- 2 limes
- 6 cups water
- 1 (4-inch) piece fresh ginger, peeled and chopped, about 1/4 cup
- 1 teaspoon whole black peppercorns
- 4 (6-ounce) boneless skinless salmon fillets
- 1/3 cup packed fresh basil leaves
- Kosher salt and freshly cracked black pepper
- 1/2 cup creme fraiche or sour cream
Halve 1 lime and squeeze the juice into a large straight sided skillet or pot with a lid. Add 6 cups water, the squeezed lime halves, ginger, and peppercorns and bring to a boil over medium-high heat. Reduce heat to a simmer, cover, and cook for 10 minutes to infuse the water with flavor; reduce heat to lowest setting, carefully slide salmon into the water, cover, and poach until fish is just cooked through, 5 to 7 minutes. Remove the fish with a slotted spoon and cool completely before transferring to an airtight container. Add about 1/2 cup poaching liquid to the container to keep the fish moist and chill in the refrigerator until ready to serve.

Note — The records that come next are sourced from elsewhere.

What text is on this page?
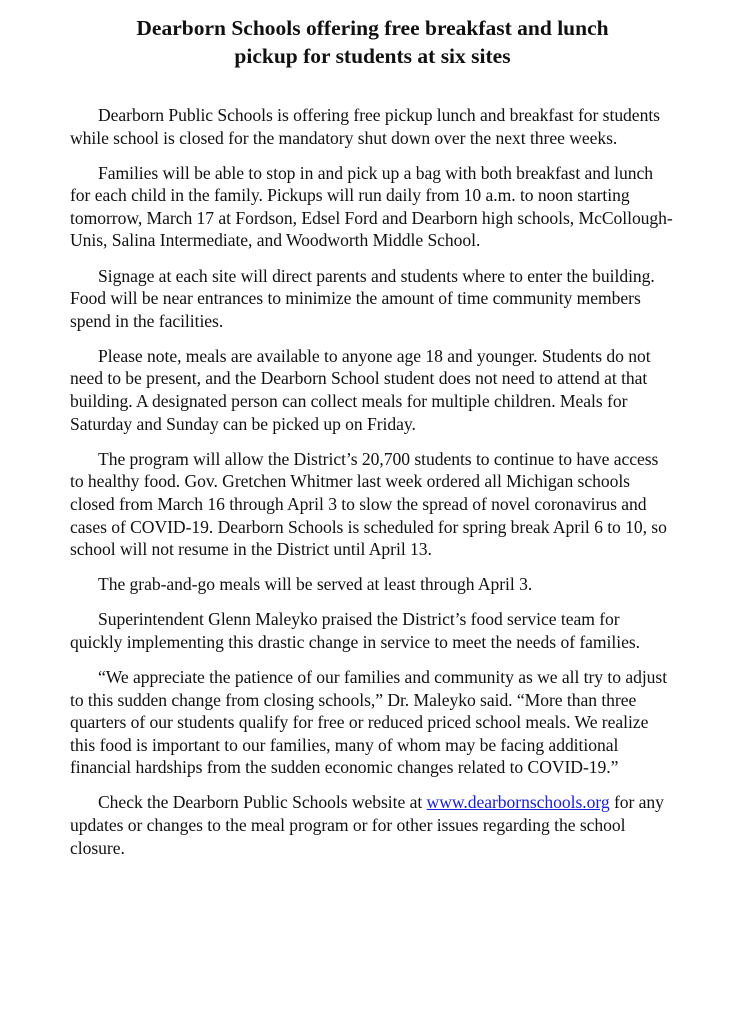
Dearborn Schools offering free breakfast and lunch
pickup for students at six sites

Dearborn Public Schools is offering free pickup lunch and breakfast for students while school is closed for the mandatory shut down over the next three weeks.

Families will be able to stop in and pick up a bag with both breakfast and lunch for each child in the family. Pickups will run daily from 10 a.m. to noon starting tomorrow, March 17 at Fordson, Edsel Ford and Dearborn high schools, McCollough-Unis, Salina Intermediate, and Woodworth Middle School.

Signage at each site will direct parents and students where to enter the building. Food will be near entrances to minimize the amount of time community members spend in the facilities.

Please note, meals are available to anyone age 18 and younger. Students do not need to be present, and the Dearborn School student does not need to attend at that building. A designated person can collect meals for multiple children. Meals for Saturday and Sunday can be picked up on Friday.

The program will allow the District’s 20,700 students to continue to have access to healthy food. Gov. Gretchen Whitmer last week ordered all Michigan schools closed from March 16 through April 3 to slow the spread of novel coronavirus and cases of COVID-19. Dearborn Schools is scheduled for spring break April 6 to 10, so school will not resume in the District until April 13.

The grab-and-go meals will be served at least through April 3.

Superintendent Glenn Maleyko praised the District’s food service team for quickly implementing this drastic change in service to meet the needs of families.

“We appreciate the patience of our families and community as we all try to adjust to this sudden change from closing schools,” Dr. Maleyko said. “More than three quarters of our students qualify for free or reduced priced school meals. We realize this food is important to our families, many of whom may be facing additional financial hardships from the sudden economic changes related to COVID-19.”

Check the Dearborn Public Schools website at www.dearbornschools.org for any updates or changes to the meal program or for other issues regarding the school closure.
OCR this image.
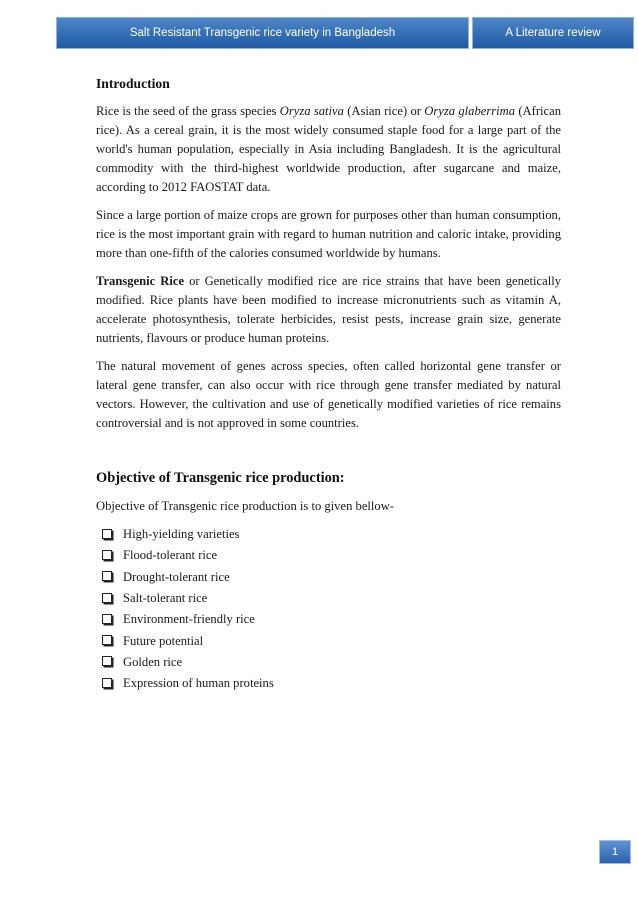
Salt Resistant Transgenic rice variety in Bangladesh	A Literature review
Introduction

Rice is the seed of the grass species Oryza sativa (Asian rice) or Oryza glaberrima (African rice). As a cereal grain, it is the most widely consumed staple food for a large part of the world's human population, especially in Asia including Bangladesh. It is the agricultural commodity with the third-highest worldwide production, after sugarcane and maize, according to 2012 FAOSTAT data.

Since a large portion of maize crops are grown for purposes other than human consumption, rice is the most important grain with regard to human nutrition and caloric intake, providing more than one-fifth of the calories consumed worldwide by humans.

Transgenic Rice or Genetically modified rice are rice strains that have been genetically modified. Rice plants have been modified to increase micronutrients such as vitamin A, accelerate photosynthesis, tolerate herbicides, resist pests, increase grain size, generate nutrients, flavours or produce human proteins.

The natural movement of genes across species, often called horizontal gene transfer or lateral gene transfer, can also occur with rice through gene transfer mediated by natural vectors. However, the cultivation and use of genetically modified varieties of rice remains controversial and is not approved in some countries.

Objective of Transgenic rice production:

Objective of Transgenic rice production is to given bellow-

High-yielding varieties
Flood-tolerant rice
Drought-tolerant rice
Salt-tolerant rice
Environment-friendly rice
Future potential
Golden rice
Expression of human proteins
1
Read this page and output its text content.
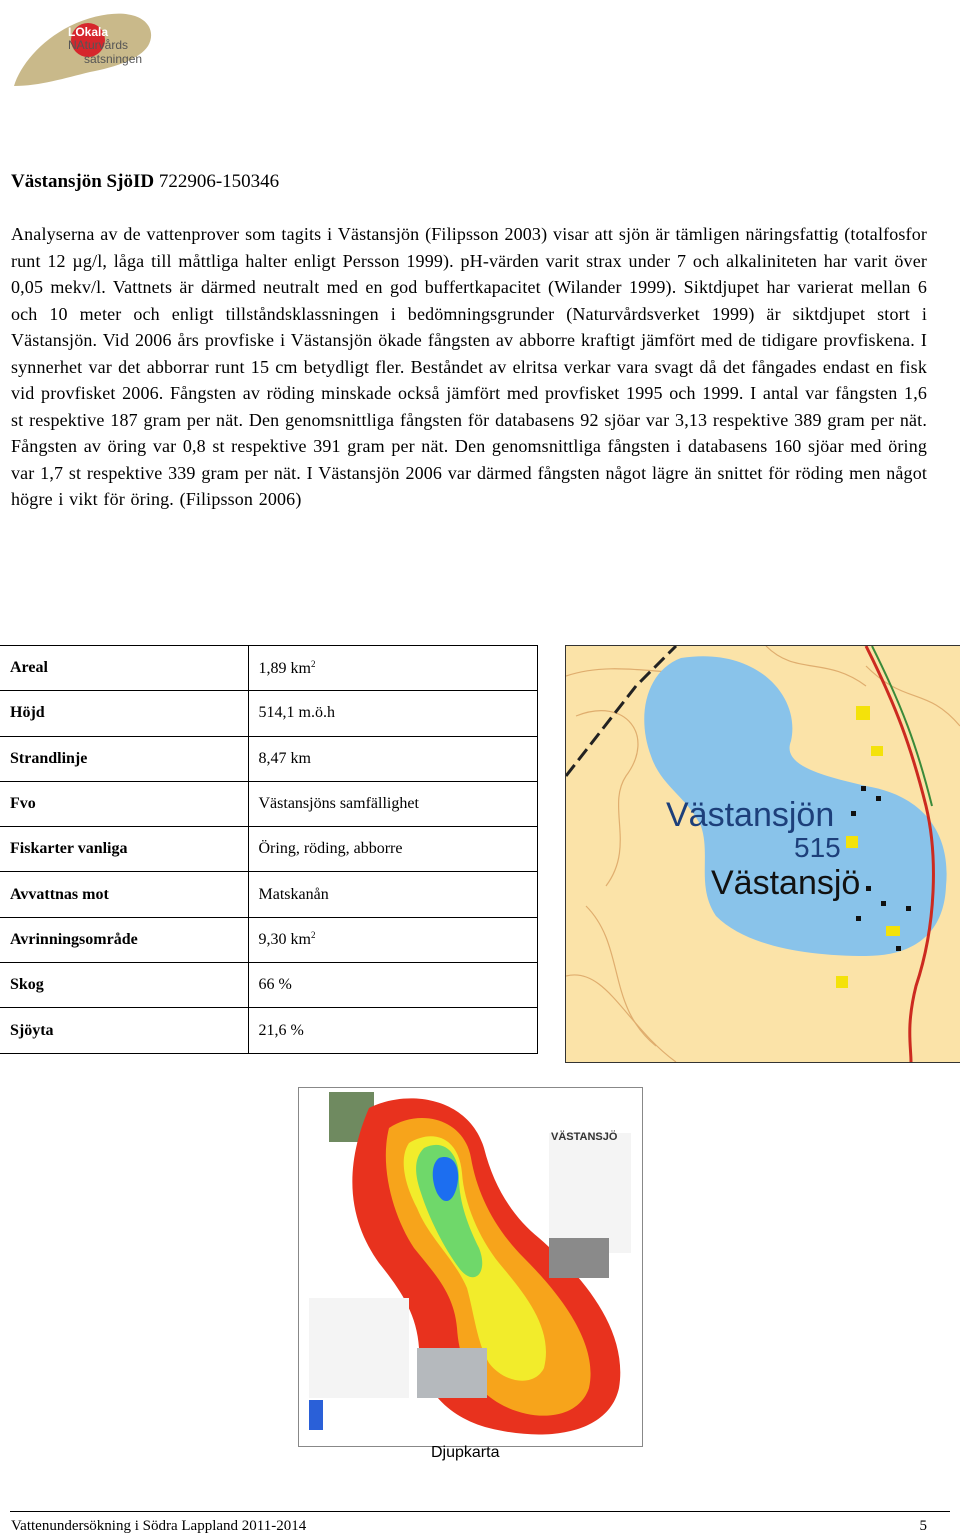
LOkala
NAturvårds
satsningen
Västansjön SjöID 722906-150346
Analyserna av de vattenprover som tagits i Västansjön (Filipsson 2003) visar att sjön är tämligen näringsfattig (totalfosfor runt 12 µg/l, låga till måttliga halter enligt Persson 1999). pH-värden varit strax under 7 och alkaliniteten har varit över 0,05 mekv/l. Vattnets är därmed neutralt med en god buffertkapacitet (Wilander 1999). Siktdjupet har varierat mellan 6 och 10 meter och enligt tillståndsklassningen i bedömningsgrunder (Naturvårdsverket 1999) är siktdjupet stort i Västansjön. Vid 2006 års provfiske i Västansjön ökade fångsten av abborre kraftigt jämfört med de tidigare provfiskena. I synnerhet var det abborrar runt 15 cm betydligt fler. Beståndet av elritsa verkar vara svagt då det fångades endast en fisk vid provfisket 2006. Fångsten av röding minskade också jämfört med provfisket 1995 och 1999. I antal var fångsten 1,6 st respektive 187 gram per nät. Den genomsnittliga fångsten för databasens 92 sjöar var 3,13 respektive 389 gram per nät. Fångsten av öring var 0,8 st respektive 391 gram per nät. Den genomsnittliga fångsten i databasens 160 sjöar med öring var 1,7 st respektive 339 gram per nät. I Västansjön 2006 var därmed fångsten något lägre än snittet för röding men något högre i vikt för öring. (Filipsson 2006)
Areal	1,89 $km^2$
Höjd	514,1 m.ö.h
Strandlinje	8,47 km
Fvo	Västansjöns samfällighet
Fiskarter vanliga	Öring, röding, abborre
Avvattnas mot	Matskanån
Avrinningsområde	9,30 $km^2$
Skog	66 %
Sjöyta	21,6 %
Västansjön
515
Västansjö
VÄSTANSJÖ
Djupkarta
Vattenundersökning i Södra Lappland 2011-2014	5
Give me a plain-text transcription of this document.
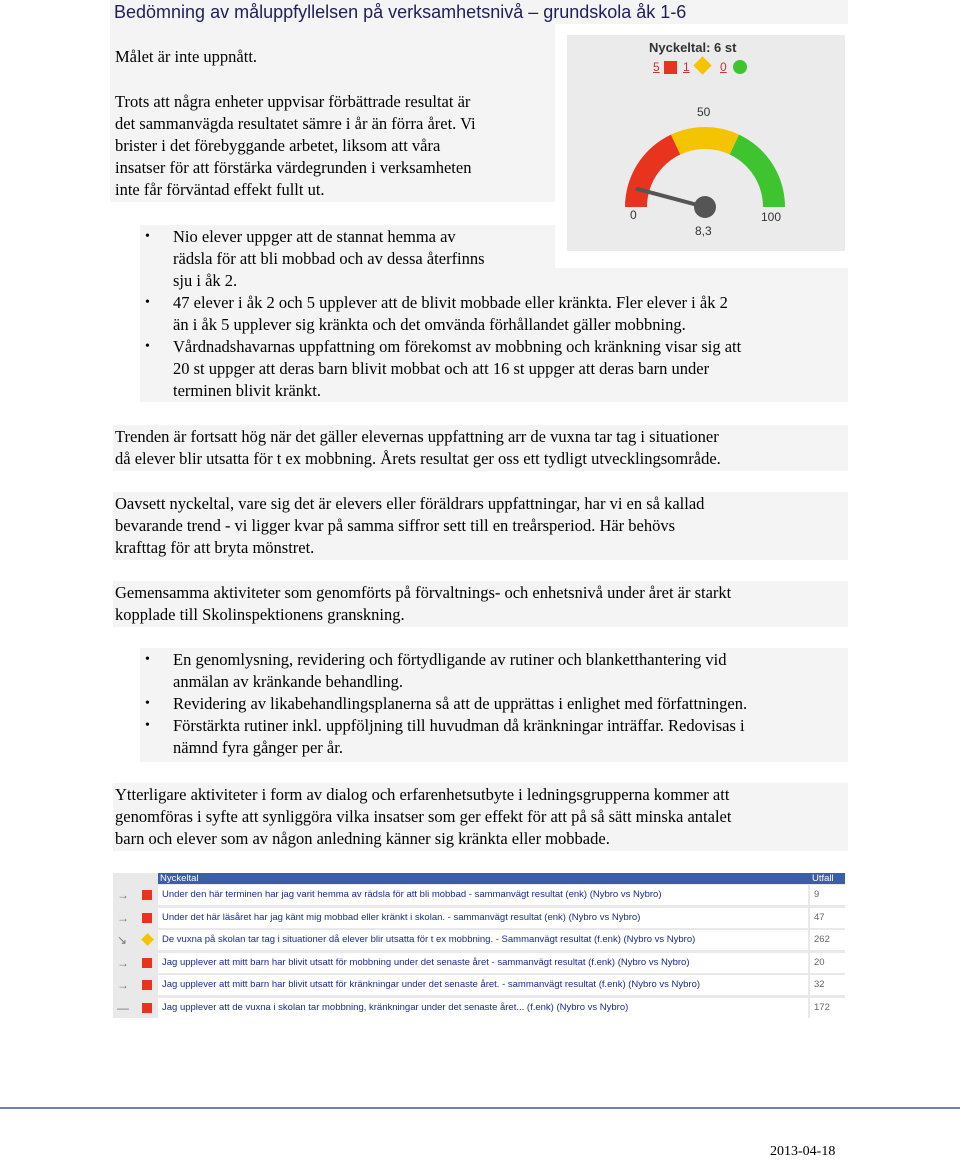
Bedömning av måluppfyllelsen på verksamhetsnivå – grundskola åk 1-6
Målet är inte uppnått.
Trots att några enheter uppvisar förbättrade resultat är
det sammanvägda resultatet sämre i år än förra året. Vi
brister i det förebyggande arbetet, liksom att våra
insatser för att förstärka värdegrunden i verksamheten
inte får förväntad effekt fullt ut.
Nyckeltal: 6 st
5 1	0
50
0	100
8,3
• Nio elever uppger att de stannat hemma av
rädsla för att bli mobbad och av dessa återfinns
sju i åk 2.
• 47 elever i åk 2 och 5 upplever att de blivit mobbade eller kränkta. Fler elever i åk 2
än i åk 5 upplever sig kränkta och det omvända förhållandet gäller mobbning.
• Vårdnadshavarnas uppfattning om förekomst av mobbning och kränkning visar sig att
20 st uppger att deras barn blivit mobbat och att 16 st uppger att deras barn under
terminen blivit kränkt.
Trenden är fortsatt hög när det gäller elevernas uppfattning arr de vuxna tar tag i situationer
då elever blir utsatta för t ex mobbning. Årets resultat ger oss ett tydligt utvecklingsområde.
Oavsett nyckeltal, vare sig det är elevers eller föräldrars uppfattningar, har vi en så kallad
bevarande trend - vi ligger kvar på samma siffror sett till en treårsperiod. Här behövs
krafttag för att bryta mönstret.
Gemensamma aktiviteter som genomförts på förvaltnings- och enhetsnivå under året är starkt
kopplade till Skolinspektionens granskning.
• En genomlysning, revidering och förtydligande av rutiner och blanketthantering vid
anmälan av kränkande behandling.
• Revidering av likabehandlingsplanerna så att de upprättas i enlighet med författningen.
• Förstärkta rutiner inkl. uppföljning till huvudman då kränkningar inträffar. Redovisas i
nämnd fyra gånger per år.
Ytterligare aktiviteter i form av dialog och erfarenhetsutbyte i ledningsgrupperna kommer att
genomföras i syfte att synliggöra vilka insatser som ger effekt för att på så sätt minska antalet
barn och elever som av någon anledning känner sig kränkta eller mobbade.
Nyckeltal	Utfall
→	Under den här terminen har jag varit hemma av rädsla för att bli mobbad - sammanvägt resultat (enk) (Nybro vs Nybro)	9
→	Under det här läsåret har jag känt mig mobbad eller kränkt i skolan. - sammanvägt resultat (enk) (Nybro vs Nybro)	47
↘	De vuxna på skolan tar tag i situationer då elever blir utsatta för t ex mobbning. - Sammanvägt resultat (f.enk) (Nybro vs Nybro)	262
→	Jag upplever att mitt barn har blivit utsatt för mobbning under det senaste året - sammanvägt resultat (f.enk) (Nybro vs Nybro)	20
→	Jag upplever att mitt barn har blivit utsatt för kränkningar under det senaste året. - sammanvägt resultat (f.enk) (Nybro vs Nybro)	32
—	Jag upplever att de vuxna i skolan tar mobbning, kränkningar under det senaste året... (f.enk) (Nybro vs Nybro)	172
2013-04-18
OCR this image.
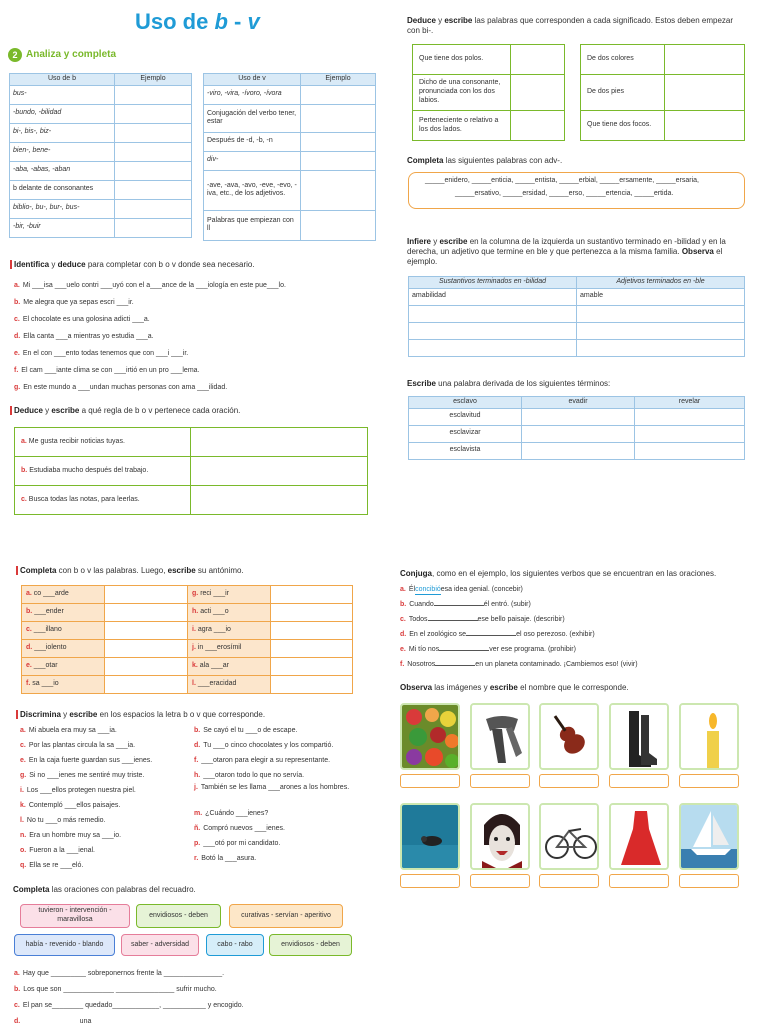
Uso de b - v
2 Analiza y completa
Uso de b	Ejemplo
bus-	
-bundo, -bilidad	
bi-, bis-, biz-	
bien-, bene-	
-aba, -abas, -aban	
b delante de consonantes	
biblio-, bu-, bur-, bus-	
-bir, -buir	
Uso de v	Ejemplo
-viro, -vira, -ívoro, -ívora	
Conjugación del verbo tener, estar	
Después de -d, -b, -n	
div-	
-ave, -ava, -avo, -eve, -evo, -iva, etc., de los adjetivos.	
Palabras que empiezan con ll	
Identifica y deduce para completar con b o v donde sea necesario.
a. Mi ___isa ___uelo contri ___uyó con el a___ance de la ___iología en este pue___lo.
b. Me alegra que ya sepas escri ___ir.
c. El chocolate es una golosina adicti ___a.
d. Ella canta ___a mientras yo estudia ___a.
e. En el con ___ento todas tenemos que con ___i ___ir.
f. El cam ___iante clima se con ___irtió en un pro ___lema.
g. En este mundo a ___undan muchas personas con ama ___ilidad.
Deduce y escribe a qué regla de b o v pertenece cada oración.
a. Me gusta recibir noticias tuyas.	
b. Estudiaba mucho después del trabajo.	
c. Busca todas las notas, para leerlas.	
Deduce y escribe las palabras que corresponden a cada significado. Estos deben empezar con bi-.
Que tiene dos polos.	
Dicho de una consonante, pronunciada con los dos labios.	
Perteneciente o relativo a los dos lados.	
De dos colores	
De dos pies	
Que tiene dos focos.	
Completa las siguientes palabras con adv-.
_____enidero, _____enticia, _____entista, _____erbial, _____ersamente, _____ersaria,
_____ersativo, _____ersidad, _____erso, _____ertencia, _____ertida.
Infiere y escribe en la columna de la izquierda un sustantivo terminado en -bilidad y en la derecha, un adjetivo que termine en ble y que pertenezca a la misma familia. Observa el ejemplo.
Sustantivos terminados en -bilidad	Adjetivos terminados en -ble
amabilidad	amable

Escribe una palabra derivada de los siguientes términos:
esclavo	evadir	revelar
esclavitud		
esclavizar		
esclavista		
Completa con b o v las palabras. Luego, escribe su antónimo.
a. co ___arde		g. reci ___ir	
b. ___ender		h. acti ___o	
c. ___illano		i. agra ___io	
d. ___iolento		j. in ___erosímil	
e. ___otar		k. ala ___ar	
f. sa ___io		l. ___eracidad	
Discrimina y escribe en los espacios la letra b o v que corresponde.
a. Mi abuela era muy sa ___ia.
c. Por las plantas circula la sa ___ia.
e. En la caja fuerte guardan sus ___ienes.
g. Si no ___ienes me sentiré muy triste.
i. Los ___ellos protegen nuestra piel.
k. Contempló ___ellos paisajes.
l. No tu ___o más remedio.
n. Era un hombre muy sa ___io.
o. Fueron a la ___ienal.
q. Ella se re ___eló.
b. Se cayó el tu ___o de escape.
d. Tu ___o cinco chocolates y los compartió.
f. ___otaron para elegir a su representante.
h. ___otaron todo lo que no servía.
j. También se les llama ___arones a los hombres.
m. ¿Cuándo ___ienes?
ñ. Compró nuevos ___ienes.
p. ___otó por mi candidato.
r. Botó la ___asura.
Completa las oraciones con palabras del recuadro.
tuvieron - intervención - maravillosa
envidiosos - deben	curativas - servían - aperitivo
había - revenido - blando	saber - adversidad	cabo - rabo	envidiosos - deben
a. Hay que _________ sobreponernos frente la _______________.
b. Los que son _____________ _______________ sufrir mucho.
c. El pan se________ quedado____________, ___________ y encogido.
d. ______________ una
Conjuga, como en el ejemplo, los siguientes verbos que se encuentran en las oraciones.
a. Él concibió esa idea genial. (concebir)
b. Cuando	él entró. (subir)
c. Todos	ese bello paisaje. (describir)
d. En el zoológico se	el oso perezoso. (exhibir)
e. Mi tío nos	ver ese programa. (prohibir)
f. Nosotros	en un planeta contaminado. ¡Cambiemos eso! (vivir)
Observa las imágenes y escribe el nombre que le corresponde.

Meanwhile, zest the remaining lime and add about 1/2 teaspoon zest to the bowl of a food processor; add the juice from half the lime to the bowl (should be about 1 teaspoon juice). Add the basil leaves, a pinch of salt and a few grinds black pepper and pulse until it begins to turn into a paste. Add the creme fraiche and puree until very smooth. Transfer to a serving bowl and refrigerate until ready to serve.
To serve, plate the cold salmon with a drizzle of lime basil cream over the top.